Climate models help us simulate and predict how the Earth’s climate is going to change in the future. Wind speed data is critical for developing and validating such models. However, in the real world, often owing to many factors such as station maintenance and sensor failures, a considerable amount of wind data goes missing. The Generative Adversarial Network (GAN) has been used to impute missing wind data, but the handling of unrealistic GAN output has remained largely unstudied. In this paper, we propose a novel hybrid approach that combines both the GAN and dual annealing algorithms to not only impute missing wind speed data but also counter unrealistic GAN outcomes.

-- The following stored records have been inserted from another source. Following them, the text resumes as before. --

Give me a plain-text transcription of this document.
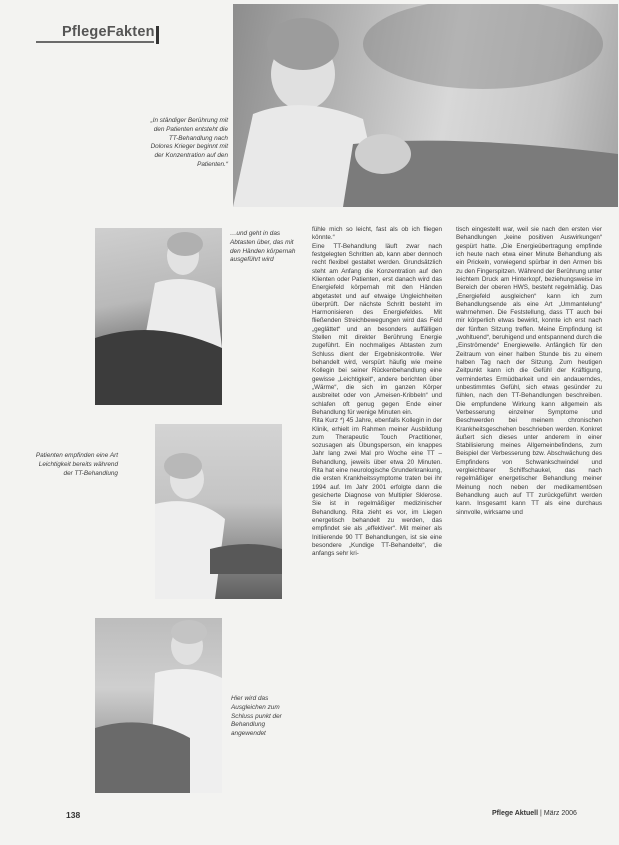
PflegeFakten
„In ständiger Berührung mit den Patienten entsteht die TT-Behandlung nach Dolores Krieger beginnt mit der Konzentration auf den Patienten.“
…und geht in das Abtasten über, das mit den Händen körpernah ausgeführt wird
Patienten empfinden eine Art Leichtigkeit bereits während der TT-Behandlung
Hier wird das Ausgleichen zum Schluss punkt der Behandlung angewendet
fühle mich so leicht, fast als ob ich fliegen könnte.“
Eine TT-Behandlung läuft zwar nach festgelegten Schritten ab, kann aber dennoch recht flexibel gestaltet werden. Grundsätzlich steht am Anfang die Konzentration auf den Klienten oder Patienten, erst danach wird das Energiefeld körpernah mit den Händen abgetastet und auf etwaige Ungleichheiten überprüft. Der nächste Schritt besteht im Harmonisieren des Energiefeldes. Mit fließenden Streichbewegungen wird das Feld „geglättet“ und an besonders auffälligen Stellen mit direkter Berührung Energie zugeführt. Ein nochmaliges Abtasten zum Schluss dient der Ergebniskontrolle. Wer behandelt wird, verspürt häufig wie meine Kollegin bei seiner Rückenbehandlung eine gewisse „Leichtigkeit“, andere berichten über „Wärme“, die sich im ganzen Körper ausbreitet oder von „Ameisen-Kribbeln“ und schlafen oft genug gegen Ende einer Behandlung für wenige Minuten ein.
Rita Kurz *) 45 Jahre, ebenfalls Kollegin in der Klinik, erhielt im Rahmen meiner Ausbildung zum Therapeutic Touch Practitioner, sozusagen als Übungsperson, ein knappes Jahr lang zwei Mal pro Woche eine TT – Behandlung, jeweils über etwa 20 Minuten. Rita hat eine neurologische Grunderkrankung, die ersten Krankheitssymptome traten bei ihr 1994 auf. Im Jahr 2001 erfolgte dann die gesicherte Diagnose von Multipler Sklerose. Sie ist in regelmäßiger medizinischer Behandlung. Rita zieht es vor, im Liegen energetisch behandelt zu werden, das empfindet sie als „effektiver“. Mit meiner als Initiierende 90 TT Behandlungen, ist sie eine besondere „Kundige TT-Behandelte“, die anfangs sehr kri-
tisch eingestellt war, weil sie nach den ersten vier Behandlungen „keine positiven Auswirkungen“ gespürt hatte. „Die Energieübertragung empfinde ich heute nach etwa einer Minute Behandlung als ein Prickeln, vorwiegend spürbar in den Armen bis zu den Fingerspitzen. Während der Berührung unter leichtem Druck am Hinterkopf, beziehungsweise im Bereich der oberen HWS, besteht regelmäßig. Das „Energiefeld ausgleichen“ kann ich zum Behandlungsende als eine Art „Ummantelung“ wahrnehmen. Die Feststellung, dass TT auch bei mir körperlich etwas bewirkt, konnte ich erst nach der fünften Sitzung treffen. Meine Empfindung ist „wohltuend“, beruhigend und entspannend durch die „Einströmende“ Energiewelle. Anfänglich für den Zeitraum von einer halben Stunde bis zu einem halben Tag nach der Sitzung. Zum heutigen Zeitpunkt kann ich die Gefühl der Kräftigung, vermindertes Ermüdbarkeit und ein andauerndes, unbestimmtes Gefühl, sich etwas gesünder zu fühlen, nach den TT-Behandlungen beschreiben. Die empfundene Wirkung kann allgemein als Verbesserung einzelner Symptome und Beschwerden bei meinem chronischen Krankheitsgeschehen beschrieben werden. Konkret äußert sich dieses unter anderem in einer Stabilisierung meines Allgemeinbefindens, zum Beispiel der Verbesserung bzw. Abschwächung des Empfindens von Schwankschwindel und vergleichbarer Schiffschaukel, das nach regelmäßiger energetischer Behandlung meiner Meinung noch neben der medikamentösen Behandlung auch auf TT zurückgeführt werden kann. Insgesamt kann TT als eine durchaus sinnvolle, wirksame und
138	Pflege Aktuell | März 2006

The hourly mean wind data has been collected from the National Centers for Environmental Information for four Indian stations, viz. Ahmedabad, Indore, Mangaluru and Mumbai. We compared the performance of the proposed approach with those of k-nn, soft imputation, and plain GAN-based approaches on mean, variance, standard deviation, kurtosis, skewness, and R-square. We found that our approach ranks number one based on the R-square value for all the considered stations. Our model consistently produces realistic results, unlike plain GAN. We observed that Mumbai has the lowest percentage of missing data (13.14%) and the highest R-square value (0.9999186451). However, Indore has the highest percentage of missing data (46.6463%) and the lowest R-square value (0.9046885604).